背景：筋萎縮性側索硬化症（ALS）は、運動ニューロンの喪失を含む致命的な神経変性疾患であり、治療法や不確実な病因が既知のものではありません。いくつかの研究では、レトロトランスポゾンの発現の変化とALSの間に関係があります。LINE-1（L1）レトロトランスポゾンエンコードORF1タンパク質（ORF1P）の特定の特徴は、細胞質凝集体の形成を含む神経変性関連RNA結合タンパク質の特徴に類似しています。この研究では、これらの機能を調査し、L1発現とALSの間の可能なリンクを検討します。 結果：最初に、核局在を含むLINE-1 ORF1Pの凝集と細胞内分布を調節する要因を検討しました。一部のORF1Pアミノ酸残基の変化は、レトロトランスポジション効率とタンパク質凝集ダイナミクスの両方を変化させ、そのような多型がヒトゲノムに豊富な内因性L1に存在することがわかりました。しかし、ORF1PにおけるCRM1を介した核輸出シグナルを特定することも、ヒト2102EP生殖系テラトカノーマ細胞における内因性ORF1P核局在における細胞周期の厳密な関与も特定できませんでした。ALSに関連するいくつかのタンパク質は、細胞質RNA顆粒のL1 ORF1Pリボ核タンパク質粒子と結合し、共局在します。TAR DNA結合タンパク質（TDP-43）を含むいくつかのALS関連タンパク質の発現の増加は、細胞培養レトロトランスポジションを強く制限し、一部の疾患関連の変異はこれらの効果を修正します。ALS組織の定量的逆転写PCR（RT-QPCR）および公開されているRNA-Seqデータセットの再分析を使用して、レトロトランスポゾンの発現の変化がALSに関連しているかどうかを尋ねました。散発性ALS組織では最小限の変化された発現が見つかりましたが、C9ORF72遺伝子変異ALS患者の多くの繰り返しサブファミリーの微分発現の以前の報告を確認しました。 結論：ここで、凝集しやすい系統-1 orf1p RNA結合タンパク質の細胞内局在ダイナミクスの理解を拡大しました。しかし、散発性ALSにおけるLINE-1レトロトランスポゾンの誤った規制の説得力のある証拠も、L1発現に対するALS関連のTDP-43タンパク質の明確な効果を見つけることができませんでした。要するに、私たちの研究は、活性レトロトランスポゾンの相互作用とALSの分子的特徴が予想よりも複雑であることを明らかにしています。したがって、ALSおよび他の神経変性障害のレトロトランスポゾン活性の変化の潜在的な結果は、継続的な調査に値します。

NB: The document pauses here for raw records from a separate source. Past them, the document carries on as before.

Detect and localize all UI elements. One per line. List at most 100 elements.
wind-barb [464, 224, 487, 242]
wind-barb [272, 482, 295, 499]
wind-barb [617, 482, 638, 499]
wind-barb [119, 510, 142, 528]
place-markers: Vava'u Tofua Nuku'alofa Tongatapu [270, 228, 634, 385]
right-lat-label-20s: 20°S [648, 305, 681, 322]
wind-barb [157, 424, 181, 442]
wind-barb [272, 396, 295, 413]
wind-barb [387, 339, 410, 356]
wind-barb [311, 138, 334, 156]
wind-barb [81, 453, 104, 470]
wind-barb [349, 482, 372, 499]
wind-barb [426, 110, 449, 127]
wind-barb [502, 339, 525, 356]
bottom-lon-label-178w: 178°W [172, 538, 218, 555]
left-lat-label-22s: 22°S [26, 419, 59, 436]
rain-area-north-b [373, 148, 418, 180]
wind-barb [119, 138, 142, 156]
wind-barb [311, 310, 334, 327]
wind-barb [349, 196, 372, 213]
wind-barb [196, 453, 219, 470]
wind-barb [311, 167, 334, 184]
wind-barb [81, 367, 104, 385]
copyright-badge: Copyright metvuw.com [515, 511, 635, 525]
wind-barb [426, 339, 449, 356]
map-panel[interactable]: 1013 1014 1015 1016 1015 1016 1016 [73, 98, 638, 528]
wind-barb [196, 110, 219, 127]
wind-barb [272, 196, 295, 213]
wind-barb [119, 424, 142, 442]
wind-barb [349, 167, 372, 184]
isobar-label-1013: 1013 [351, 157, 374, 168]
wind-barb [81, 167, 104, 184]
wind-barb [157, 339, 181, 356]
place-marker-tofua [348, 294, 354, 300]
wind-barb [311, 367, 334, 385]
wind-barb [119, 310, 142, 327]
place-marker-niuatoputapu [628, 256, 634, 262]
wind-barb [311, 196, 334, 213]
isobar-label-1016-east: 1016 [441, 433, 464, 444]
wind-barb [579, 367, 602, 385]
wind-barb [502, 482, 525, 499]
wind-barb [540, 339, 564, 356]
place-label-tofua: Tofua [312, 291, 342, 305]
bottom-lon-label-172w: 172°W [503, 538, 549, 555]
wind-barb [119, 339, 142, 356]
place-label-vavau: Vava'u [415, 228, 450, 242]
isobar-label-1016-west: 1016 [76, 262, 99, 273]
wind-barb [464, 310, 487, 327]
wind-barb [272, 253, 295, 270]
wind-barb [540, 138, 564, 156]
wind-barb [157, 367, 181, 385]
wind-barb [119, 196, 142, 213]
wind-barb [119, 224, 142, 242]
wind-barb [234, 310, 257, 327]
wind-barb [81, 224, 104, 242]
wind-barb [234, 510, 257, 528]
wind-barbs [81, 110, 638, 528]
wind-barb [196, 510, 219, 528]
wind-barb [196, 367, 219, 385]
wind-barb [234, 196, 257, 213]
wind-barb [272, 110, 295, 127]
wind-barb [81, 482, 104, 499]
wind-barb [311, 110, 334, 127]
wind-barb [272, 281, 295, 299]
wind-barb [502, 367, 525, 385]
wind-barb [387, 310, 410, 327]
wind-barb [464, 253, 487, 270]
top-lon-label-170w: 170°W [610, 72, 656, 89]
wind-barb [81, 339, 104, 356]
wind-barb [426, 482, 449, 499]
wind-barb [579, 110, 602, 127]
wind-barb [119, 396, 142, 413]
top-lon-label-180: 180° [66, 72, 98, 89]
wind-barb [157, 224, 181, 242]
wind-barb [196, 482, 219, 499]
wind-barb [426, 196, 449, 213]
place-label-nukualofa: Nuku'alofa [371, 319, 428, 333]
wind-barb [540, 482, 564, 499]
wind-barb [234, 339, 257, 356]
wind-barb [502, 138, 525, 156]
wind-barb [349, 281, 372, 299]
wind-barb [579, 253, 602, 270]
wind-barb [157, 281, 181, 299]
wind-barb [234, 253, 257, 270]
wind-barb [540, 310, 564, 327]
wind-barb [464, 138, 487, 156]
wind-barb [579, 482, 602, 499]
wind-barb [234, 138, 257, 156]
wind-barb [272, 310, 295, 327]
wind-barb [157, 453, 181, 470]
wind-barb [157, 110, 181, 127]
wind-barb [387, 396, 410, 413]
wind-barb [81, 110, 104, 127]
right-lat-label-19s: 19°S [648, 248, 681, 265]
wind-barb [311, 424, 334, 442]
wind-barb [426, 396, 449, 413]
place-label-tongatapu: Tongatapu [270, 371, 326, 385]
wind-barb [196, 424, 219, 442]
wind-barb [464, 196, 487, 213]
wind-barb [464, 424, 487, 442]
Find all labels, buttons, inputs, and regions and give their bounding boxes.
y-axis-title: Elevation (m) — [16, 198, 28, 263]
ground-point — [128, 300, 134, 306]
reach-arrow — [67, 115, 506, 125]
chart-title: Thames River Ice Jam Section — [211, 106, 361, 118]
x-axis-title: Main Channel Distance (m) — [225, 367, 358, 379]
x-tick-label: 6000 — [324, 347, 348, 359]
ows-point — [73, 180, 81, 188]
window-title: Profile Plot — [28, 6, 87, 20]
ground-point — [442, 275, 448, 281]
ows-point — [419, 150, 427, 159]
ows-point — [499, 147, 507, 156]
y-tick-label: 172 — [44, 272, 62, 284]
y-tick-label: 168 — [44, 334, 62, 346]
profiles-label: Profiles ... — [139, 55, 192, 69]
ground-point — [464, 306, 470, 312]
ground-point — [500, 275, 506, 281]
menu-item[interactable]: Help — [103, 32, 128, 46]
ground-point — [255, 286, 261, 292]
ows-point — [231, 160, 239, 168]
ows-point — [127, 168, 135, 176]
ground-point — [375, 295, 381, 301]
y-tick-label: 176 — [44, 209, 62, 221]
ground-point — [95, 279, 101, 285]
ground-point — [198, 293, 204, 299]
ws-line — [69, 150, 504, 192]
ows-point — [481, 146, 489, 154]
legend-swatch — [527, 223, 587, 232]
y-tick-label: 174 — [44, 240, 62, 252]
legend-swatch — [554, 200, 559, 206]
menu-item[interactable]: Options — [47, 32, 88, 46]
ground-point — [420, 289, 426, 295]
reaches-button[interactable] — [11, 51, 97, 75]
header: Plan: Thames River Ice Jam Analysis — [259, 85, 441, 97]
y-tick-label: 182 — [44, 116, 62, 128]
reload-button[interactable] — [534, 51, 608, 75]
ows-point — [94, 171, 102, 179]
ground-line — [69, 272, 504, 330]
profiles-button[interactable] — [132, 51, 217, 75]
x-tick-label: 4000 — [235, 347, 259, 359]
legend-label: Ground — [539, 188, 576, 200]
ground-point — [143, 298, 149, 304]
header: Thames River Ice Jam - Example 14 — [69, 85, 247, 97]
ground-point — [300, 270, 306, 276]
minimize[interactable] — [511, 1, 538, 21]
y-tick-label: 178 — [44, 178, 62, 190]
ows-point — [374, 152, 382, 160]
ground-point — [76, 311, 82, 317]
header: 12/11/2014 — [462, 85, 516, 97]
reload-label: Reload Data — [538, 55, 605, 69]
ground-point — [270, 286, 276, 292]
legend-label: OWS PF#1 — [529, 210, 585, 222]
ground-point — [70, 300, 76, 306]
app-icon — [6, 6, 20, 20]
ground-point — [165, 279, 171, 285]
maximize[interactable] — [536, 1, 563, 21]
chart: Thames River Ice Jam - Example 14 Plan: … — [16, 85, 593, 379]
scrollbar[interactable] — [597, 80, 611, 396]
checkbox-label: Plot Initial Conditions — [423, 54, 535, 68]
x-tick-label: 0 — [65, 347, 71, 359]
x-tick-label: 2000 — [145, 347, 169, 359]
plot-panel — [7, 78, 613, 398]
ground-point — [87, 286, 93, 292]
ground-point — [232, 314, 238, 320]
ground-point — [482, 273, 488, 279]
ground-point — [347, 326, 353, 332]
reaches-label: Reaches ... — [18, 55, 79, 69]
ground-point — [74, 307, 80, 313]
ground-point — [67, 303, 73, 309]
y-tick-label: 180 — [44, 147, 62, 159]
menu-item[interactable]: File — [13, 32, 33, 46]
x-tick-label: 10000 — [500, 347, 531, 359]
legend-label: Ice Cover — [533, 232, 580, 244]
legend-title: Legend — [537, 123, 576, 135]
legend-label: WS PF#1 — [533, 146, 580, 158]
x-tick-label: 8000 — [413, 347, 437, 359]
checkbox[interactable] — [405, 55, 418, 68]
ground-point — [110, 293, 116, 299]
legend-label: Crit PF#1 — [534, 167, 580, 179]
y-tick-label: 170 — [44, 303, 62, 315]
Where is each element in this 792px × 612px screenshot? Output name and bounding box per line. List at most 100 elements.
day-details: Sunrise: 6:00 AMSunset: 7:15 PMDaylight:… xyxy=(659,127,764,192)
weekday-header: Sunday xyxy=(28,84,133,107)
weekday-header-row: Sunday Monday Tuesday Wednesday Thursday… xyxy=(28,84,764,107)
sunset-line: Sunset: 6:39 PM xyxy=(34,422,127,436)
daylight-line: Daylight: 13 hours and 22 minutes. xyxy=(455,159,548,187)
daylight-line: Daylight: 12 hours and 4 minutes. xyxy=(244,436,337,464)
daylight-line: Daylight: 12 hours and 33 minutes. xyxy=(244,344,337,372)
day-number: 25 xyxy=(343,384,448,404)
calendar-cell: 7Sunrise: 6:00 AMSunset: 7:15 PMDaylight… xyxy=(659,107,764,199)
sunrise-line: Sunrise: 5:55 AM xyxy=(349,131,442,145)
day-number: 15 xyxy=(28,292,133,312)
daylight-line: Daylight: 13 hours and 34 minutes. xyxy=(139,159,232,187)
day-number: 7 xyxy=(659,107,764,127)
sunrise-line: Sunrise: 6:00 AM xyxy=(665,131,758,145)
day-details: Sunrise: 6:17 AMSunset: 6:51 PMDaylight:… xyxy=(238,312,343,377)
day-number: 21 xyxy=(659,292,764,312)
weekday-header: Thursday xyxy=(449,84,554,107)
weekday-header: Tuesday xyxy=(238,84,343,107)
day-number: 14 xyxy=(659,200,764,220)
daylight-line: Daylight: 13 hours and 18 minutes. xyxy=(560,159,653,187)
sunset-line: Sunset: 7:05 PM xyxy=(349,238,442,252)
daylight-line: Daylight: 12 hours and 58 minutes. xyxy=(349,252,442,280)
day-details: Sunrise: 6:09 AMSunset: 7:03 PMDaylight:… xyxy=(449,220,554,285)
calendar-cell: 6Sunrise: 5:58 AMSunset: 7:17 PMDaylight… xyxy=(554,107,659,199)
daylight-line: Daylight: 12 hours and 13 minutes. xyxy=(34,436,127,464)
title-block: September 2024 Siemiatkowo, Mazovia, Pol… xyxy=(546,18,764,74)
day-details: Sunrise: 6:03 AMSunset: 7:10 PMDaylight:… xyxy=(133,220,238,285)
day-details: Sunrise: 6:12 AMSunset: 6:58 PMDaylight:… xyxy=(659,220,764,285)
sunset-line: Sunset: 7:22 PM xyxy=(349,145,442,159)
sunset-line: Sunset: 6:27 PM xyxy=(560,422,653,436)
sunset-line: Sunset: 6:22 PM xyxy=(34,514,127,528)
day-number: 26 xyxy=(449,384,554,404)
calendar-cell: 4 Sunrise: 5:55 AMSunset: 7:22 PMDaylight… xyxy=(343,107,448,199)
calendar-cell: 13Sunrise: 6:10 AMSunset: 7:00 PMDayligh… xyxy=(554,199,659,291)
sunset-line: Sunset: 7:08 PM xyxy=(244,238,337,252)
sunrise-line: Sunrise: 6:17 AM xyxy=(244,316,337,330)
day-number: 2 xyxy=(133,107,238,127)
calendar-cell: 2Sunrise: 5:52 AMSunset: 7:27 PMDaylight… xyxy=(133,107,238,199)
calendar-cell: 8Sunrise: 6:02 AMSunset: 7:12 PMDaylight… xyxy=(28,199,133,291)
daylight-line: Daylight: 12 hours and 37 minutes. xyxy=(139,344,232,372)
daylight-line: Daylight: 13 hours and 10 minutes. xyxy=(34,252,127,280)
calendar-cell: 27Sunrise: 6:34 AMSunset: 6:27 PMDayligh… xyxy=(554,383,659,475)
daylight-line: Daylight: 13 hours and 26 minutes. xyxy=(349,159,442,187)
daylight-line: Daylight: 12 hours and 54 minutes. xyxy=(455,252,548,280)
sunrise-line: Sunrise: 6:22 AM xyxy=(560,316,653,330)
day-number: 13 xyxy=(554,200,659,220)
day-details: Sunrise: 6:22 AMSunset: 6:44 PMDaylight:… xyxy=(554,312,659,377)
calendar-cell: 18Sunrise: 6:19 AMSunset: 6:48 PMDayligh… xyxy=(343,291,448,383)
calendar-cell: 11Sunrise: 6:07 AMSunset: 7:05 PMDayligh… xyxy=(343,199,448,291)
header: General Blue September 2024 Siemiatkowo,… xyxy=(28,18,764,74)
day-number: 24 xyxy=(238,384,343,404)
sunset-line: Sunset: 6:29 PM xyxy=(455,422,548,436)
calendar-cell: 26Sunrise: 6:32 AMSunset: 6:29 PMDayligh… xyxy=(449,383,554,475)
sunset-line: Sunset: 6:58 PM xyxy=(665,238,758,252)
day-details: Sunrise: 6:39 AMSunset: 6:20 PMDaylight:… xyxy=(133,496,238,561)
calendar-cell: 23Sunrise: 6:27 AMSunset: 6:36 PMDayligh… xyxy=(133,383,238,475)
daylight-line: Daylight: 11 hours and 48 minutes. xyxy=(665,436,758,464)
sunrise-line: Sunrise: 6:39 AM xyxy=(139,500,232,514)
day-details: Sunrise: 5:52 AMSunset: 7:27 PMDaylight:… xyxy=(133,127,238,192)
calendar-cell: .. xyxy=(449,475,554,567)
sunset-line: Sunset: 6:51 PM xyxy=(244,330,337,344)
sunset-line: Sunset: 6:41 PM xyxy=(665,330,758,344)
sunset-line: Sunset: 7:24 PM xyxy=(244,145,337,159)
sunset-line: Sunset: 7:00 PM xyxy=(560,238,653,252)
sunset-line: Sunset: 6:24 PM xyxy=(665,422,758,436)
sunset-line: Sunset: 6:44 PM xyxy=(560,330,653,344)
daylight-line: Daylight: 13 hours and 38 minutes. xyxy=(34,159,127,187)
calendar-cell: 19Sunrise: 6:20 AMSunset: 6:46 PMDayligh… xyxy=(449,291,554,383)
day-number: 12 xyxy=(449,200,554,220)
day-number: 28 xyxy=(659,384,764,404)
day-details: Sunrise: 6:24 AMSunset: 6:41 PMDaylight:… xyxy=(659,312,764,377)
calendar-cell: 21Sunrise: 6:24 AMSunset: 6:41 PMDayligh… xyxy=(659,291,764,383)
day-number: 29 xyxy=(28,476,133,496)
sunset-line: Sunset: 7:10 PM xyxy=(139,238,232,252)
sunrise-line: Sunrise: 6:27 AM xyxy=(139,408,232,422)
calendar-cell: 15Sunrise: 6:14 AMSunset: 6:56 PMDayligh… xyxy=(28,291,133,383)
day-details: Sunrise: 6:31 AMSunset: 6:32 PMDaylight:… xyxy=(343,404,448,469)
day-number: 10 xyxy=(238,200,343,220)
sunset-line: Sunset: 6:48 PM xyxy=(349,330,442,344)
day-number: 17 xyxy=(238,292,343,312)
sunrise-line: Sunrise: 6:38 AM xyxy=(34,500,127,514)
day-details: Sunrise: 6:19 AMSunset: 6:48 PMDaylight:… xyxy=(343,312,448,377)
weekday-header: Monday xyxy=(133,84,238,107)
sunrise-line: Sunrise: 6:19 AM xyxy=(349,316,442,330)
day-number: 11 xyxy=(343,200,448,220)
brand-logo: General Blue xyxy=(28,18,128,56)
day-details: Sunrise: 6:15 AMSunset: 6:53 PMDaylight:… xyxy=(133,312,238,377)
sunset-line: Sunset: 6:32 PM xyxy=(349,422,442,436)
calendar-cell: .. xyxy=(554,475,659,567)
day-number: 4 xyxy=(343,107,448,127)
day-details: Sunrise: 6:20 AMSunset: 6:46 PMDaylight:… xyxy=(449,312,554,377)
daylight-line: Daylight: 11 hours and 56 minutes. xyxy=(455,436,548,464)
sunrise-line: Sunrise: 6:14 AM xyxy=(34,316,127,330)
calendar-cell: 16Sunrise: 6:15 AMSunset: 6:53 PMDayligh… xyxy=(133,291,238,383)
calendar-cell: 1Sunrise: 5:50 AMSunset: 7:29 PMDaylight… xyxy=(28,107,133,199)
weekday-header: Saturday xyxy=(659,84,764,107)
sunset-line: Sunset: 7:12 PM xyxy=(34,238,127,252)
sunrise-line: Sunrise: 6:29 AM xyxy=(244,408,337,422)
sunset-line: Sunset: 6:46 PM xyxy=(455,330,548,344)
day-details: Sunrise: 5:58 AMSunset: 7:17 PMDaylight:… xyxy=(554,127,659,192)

BACKGROUND: Amyotrophic lateral sclerosis (ALS) is a fatal neurodegenerative disease involving loss of motor neurons and having no known cure and uncertain etiology. Several studies have drawn connections between altered retrotransposon expression and ALS. Certain features of the LINE-1 (L1) retrotransposon-encoded ORF1 protein (ORF1p) are analogous to those of neurodegeneration-associated RNA-binding proteins, including formation of cytoplasmic aggregates. In this study we explore these features and consider possible links between L1 expression and ALS. RESULTS: We first considered factors that modulate aggregation and subcellular distribution of LINE-1 ORF1p, including nuclear localization. Changes to some ORF1p amino acid residues alter both retrotransposition efficiency and protein aggregation dynamics, and we found that one such polymorphism is present in endogenous L1s abundant in the human genome. We failed, however, to identify CRM1-mediated nuclear export signals in ORF1p nor strict involvement of cell cycle in endogenous ORF1p nuclear localization in human 2102Ep germline teratocarcinoma cells. Some proteins linked with ALS bind and colocalize with L1 ORF1p ribonucleoprotein particles in cytoplasmic RNA granules. Increased expression of several ALS-associated proteins, including TAR DNA Binding Protein (TDP-43), strongly limits cell culture retrotransposition, while some disease-related mutations modify these effects. Using quantitative reverse transcription PCR (RT-qPCR) of ALS tissues and reanalysis of publicly available RNA-Seq datasets, we asked if changes in expression of retrotransposons are associated with ALS. We found minimal altered expression in sporadic ALS tissues but confirmed a previous report of differential expression of many repeat subfamilies in C9orf72 gene-mutated ALS patients. CONCLUSIONS: Here we extended understanding of the subcellular localization dynamics of the aggregation-prone LINE-1 ORF1p RNA-binding protein. However, we failed to find compelling evidence for misregulation of LINE-1 retrotransposons in sporadic ALS nor a clear effect of ALS-associated TDP-43 protein on L1 expression. In sum, our study reveals that the interplay of active retrotransposons and the molecular features of ALS are more complex than anticipated. Thus, the potential consequences of altered retrotransposon activity for ALS and other neurodegenerative disorders are worthy of continued investigation.